Although yes, I do agree with the irritating and unnecessary overuse of acronyms. Personally, I refuse to use any such acronyms, even as simple as "LOL," when I write or speak. I do want to say to the author of that blog post, if you see acronyms online, just google them. It won't take any longer than googling a word that perhaps you're unfamiliar with. If you don't want to google the term, then stop reading. Done and done. (I'm glad he didn't bemoan the loss of the English language because of the use of these acronyms. That's a ridiculous point for other reasons.) Also, pointing out that the literal application of acronyms like LOL isn't accurate is inane -- exaggeration is ubiquitous. ("Everyone says," "there were like a million people there," and so on. Supply your own examples.) No one I know has ever actually ROFLed, or if they have, they're probably too embarrassed to tell anyone about about it. I might truly ROFL myself if I heard the story. On the other hand, many people I know have said things like "that's the stupidest thing I've ever heard," which is of course almost certainly false. But no one cares about that.

Hm. I think I'm sounding too critical. I'm trying to say I largely agree, but bellyaching about overusing acronyms is just as irritating to me as actually overusing acronyms. If that makes any sense. And now I'm bellyaching about bellyaching. Meta.

Yes, the overuse of acronyms, especially convoluted ones, is irritating to me as well. Occasionally I feel old and out of touch (and again, I'm in my twenties), but I just just try to figure out the most common ones and ignore the rest. But for all I know, the rest are making fun of people like me. I guess Ignorance is bliss, both in religion and in acronym usage. Though I think I'll simply say IIBBIRAAU from now on. That's much simpler, isn't it?

I would have to google all those acronyms Matt (except lol and rofl) .

Don't take the article so personally Matt. I think it is good that you refuse to use acronyms. I don't like using them myself.

I never used them.  My fingers aren't so crippled that I can't type out the words.

Also, PCMCIA is kind of stupid.  I'm in the computer industry.  We don't use that many acronyms.  PCMCIA is a laptop expansion slot (which I haven't seen as much, lately), not some stupid tween acronym.

Good deal Joseph!

Also, if you're not messing around with a network, you don't need to know what DHCP, DNS, and IP addresses are.  Even when you're working with the stuff, you don't need to know what the acronym actually stands for, just what the word as a whole means.

I say DHCP probably 4 or 5 times a day, and I say DNS several times as often.  It would take me 10 or 15 seconds to remember what the letters actually stand for, though ... particularly with DHCP, since D often stands for Domain, in I.T. acronyms, but it doesn't with that one.  The point of creating industry TLA's is to create an easily understood shorthand ... new, easily-understood words, essentially.
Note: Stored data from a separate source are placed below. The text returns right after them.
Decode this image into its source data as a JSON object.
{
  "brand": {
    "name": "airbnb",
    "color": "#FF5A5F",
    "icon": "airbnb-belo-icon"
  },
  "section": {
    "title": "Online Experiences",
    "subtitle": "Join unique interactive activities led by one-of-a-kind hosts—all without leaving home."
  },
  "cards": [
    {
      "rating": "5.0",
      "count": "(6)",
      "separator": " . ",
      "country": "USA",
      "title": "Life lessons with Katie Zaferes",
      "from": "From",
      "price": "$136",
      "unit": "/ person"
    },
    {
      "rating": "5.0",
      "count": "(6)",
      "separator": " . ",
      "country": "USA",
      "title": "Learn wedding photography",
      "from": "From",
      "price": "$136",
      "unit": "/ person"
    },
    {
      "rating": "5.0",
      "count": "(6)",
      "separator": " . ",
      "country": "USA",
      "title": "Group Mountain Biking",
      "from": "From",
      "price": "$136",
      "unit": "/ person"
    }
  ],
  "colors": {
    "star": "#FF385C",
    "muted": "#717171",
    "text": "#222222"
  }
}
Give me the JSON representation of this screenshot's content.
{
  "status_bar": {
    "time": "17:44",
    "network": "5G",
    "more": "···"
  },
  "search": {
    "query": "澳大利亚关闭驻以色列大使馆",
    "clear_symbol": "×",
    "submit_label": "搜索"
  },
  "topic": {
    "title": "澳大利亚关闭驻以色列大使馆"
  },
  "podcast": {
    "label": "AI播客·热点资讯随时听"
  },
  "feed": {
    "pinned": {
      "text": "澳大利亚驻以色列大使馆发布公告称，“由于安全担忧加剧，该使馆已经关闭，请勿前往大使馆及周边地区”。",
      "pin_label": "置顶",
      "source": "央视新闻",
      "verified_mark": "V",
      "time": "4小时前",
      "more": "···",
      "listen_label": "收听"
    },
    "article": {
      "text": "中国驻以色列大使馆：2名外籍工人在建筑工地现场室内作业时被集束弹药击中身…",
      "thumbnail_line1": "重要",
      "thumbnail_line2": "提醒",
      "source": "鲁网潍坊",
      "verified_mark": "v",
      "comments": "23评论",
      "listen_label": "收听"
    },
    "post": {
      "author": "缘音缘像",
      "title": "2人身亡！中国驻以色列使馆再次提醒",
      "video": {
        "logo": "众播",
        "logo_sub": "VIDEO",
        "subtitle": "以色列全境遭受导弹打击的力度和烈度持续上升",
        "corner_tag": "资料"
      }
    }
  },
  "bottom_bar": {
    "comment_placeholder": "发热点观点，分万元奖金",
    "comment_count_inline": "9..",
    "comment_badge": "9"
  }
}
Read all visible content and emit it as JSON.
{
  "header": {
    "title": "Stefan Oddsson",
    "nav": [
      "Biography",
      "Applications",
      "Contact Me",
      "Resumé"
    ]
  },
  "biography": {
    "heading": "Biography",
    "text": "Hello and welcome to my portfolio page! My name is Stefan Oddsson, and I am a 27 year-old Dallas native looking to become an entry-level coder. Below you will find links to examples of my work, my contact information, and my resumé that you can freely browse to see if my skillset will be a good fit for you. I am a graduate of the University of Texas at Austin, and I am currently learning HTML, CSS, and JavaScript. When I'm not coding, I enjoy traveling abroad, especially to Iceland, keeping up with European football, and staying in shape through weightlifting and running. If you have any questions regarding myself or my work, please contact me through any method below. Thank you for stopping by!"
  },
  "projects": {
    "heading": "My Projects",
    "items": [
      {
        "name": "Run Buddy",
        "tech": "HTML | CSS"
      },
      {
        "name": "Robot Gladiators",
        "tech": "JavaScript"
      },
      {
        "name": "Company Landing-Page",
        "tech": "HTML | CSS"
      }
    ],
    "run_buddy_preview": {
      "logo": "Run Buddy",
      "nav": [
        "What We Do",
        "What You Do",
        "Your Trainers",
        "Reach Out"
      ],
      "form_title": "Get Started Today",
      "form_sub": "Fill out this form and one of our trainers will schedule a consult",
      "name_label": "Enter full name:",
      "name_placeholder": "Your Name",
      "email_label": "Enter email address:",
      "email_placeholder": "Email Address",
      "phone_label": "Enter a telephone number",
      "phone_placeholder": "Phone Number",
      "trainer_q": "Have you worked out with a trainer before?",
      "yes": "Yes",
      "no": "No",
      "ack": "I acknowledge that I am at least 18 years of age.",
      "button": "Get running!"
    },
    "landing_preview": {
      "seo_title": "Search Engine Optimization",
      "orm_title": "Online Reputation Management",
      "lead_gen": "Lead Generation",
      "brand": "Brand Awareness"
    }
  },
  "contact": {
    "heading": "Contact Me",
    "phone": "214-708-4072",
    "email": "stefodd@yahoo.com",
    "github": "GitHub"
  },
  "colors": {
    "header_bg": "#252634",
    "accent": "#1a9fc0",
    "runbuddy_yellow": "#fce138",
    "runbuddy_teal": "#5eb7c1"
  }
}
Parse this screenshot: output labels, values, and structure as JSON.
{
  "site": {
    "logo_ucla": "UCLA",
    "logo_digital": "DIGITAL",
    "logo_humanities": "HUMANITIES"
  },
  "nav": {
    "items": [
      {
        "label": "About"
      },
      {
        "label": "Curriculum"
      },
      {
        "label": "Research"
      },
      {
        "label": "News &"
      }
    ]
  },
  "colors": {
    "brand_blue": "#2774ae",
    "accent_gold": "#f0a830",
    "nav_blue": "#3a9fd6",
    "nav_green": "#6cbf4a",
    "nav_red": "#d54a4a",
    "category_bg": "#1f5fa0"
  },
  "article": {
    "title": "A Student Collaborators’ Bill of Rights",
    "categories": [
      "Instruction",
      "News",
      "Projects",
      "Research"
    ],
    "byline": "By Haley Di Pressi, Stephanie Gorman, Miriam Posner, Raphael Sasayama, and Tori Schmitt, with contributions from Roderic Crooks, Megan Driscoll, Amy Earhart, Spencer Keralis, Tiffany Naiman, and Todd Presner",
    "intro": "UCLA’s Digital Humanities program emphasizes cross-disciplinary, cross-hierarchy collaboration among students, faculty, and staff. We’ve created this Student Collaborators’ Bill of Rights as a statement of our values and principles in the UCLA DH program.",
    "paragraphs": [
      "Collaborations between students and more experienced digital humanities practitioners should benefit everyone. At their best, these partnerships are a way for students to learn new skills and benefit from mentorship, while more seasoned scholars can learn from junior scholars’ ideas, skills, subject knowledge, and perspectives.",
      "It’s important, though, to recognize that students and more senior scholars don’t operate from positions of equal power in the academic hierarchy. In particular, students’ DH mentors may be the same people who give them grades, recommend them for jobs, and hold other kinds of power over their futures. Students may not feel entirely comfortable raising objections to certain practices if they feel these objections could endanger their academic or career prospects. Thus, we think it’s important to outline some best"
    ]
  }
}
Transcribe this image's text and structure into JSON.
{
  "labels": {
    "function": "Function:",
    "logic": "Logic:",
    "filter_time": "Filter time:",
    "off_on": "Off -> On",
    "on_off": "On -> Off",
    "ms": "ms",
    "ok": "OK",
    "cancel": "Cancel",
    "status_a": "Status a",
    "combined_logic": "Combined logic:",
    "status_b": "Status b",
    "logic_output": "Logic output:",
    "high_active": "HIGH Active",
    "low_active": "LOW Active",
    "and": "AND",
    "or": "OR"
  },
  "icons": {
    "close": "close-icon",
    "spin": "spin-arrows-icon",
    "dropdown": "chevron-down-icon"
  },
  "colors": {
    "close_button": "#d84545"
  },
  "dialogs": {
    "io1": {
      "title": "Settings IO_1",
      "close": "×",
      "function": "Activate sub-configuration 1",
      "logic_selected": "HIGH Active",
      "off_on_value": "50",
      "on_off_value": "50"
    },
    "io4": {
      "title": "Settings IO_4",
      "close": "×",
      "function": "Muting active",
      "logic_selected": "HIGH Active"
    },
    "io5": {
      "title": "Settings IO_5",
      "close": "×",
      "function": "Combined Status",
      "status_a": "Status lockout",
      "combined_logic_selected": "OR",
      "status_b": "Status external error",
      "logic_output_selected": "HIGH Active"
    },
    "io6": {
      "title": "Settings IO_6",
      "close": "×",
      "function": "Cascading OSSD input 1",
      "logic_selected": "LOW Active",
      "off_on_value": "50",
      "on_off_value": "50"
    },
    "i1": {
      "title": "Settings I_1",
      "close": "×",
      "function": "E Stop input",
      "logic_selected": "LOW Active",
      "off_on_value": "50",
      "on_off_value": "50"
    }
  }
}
The kind of crap this article is referring to bastardizes the entire point of acronyms.

I have hated (yes, HATED) the abbreviation for "laughing out loud" from its inception, to the point where I simply refuse to use it.  Of all the abbreviations out there, it is overused about 10 light-years past the point of being ludicrous.  It appears to be some people's reaction to ANY input, which I find particularly disturbing.

Now I am not blameless here.  In chat I have been known to use BRB and ROFL(MAO, if it's REALLY amusing), and a few others here and there, but in the final analysis, I guess I'm old school.  I prefer properly structured sentences with REAL WORDS in them.  Sometimes it's hard enough to get someone's meaning in a venue where body language and vocal tone and inflection aren't available to further understand someone's attitude.  Clarity of expression in the written medium is at least a starter in the pursuit of understanding.

And while I'm at it, I am sick to death and gone of the word: "awesome."  There are OTHER ADJECTIVES out there, people!  USE THEM!

I am guilty of using the word awesome too much. I admit it.

I will get my Thesaurus out an look up some synonyms. Thank you Loren.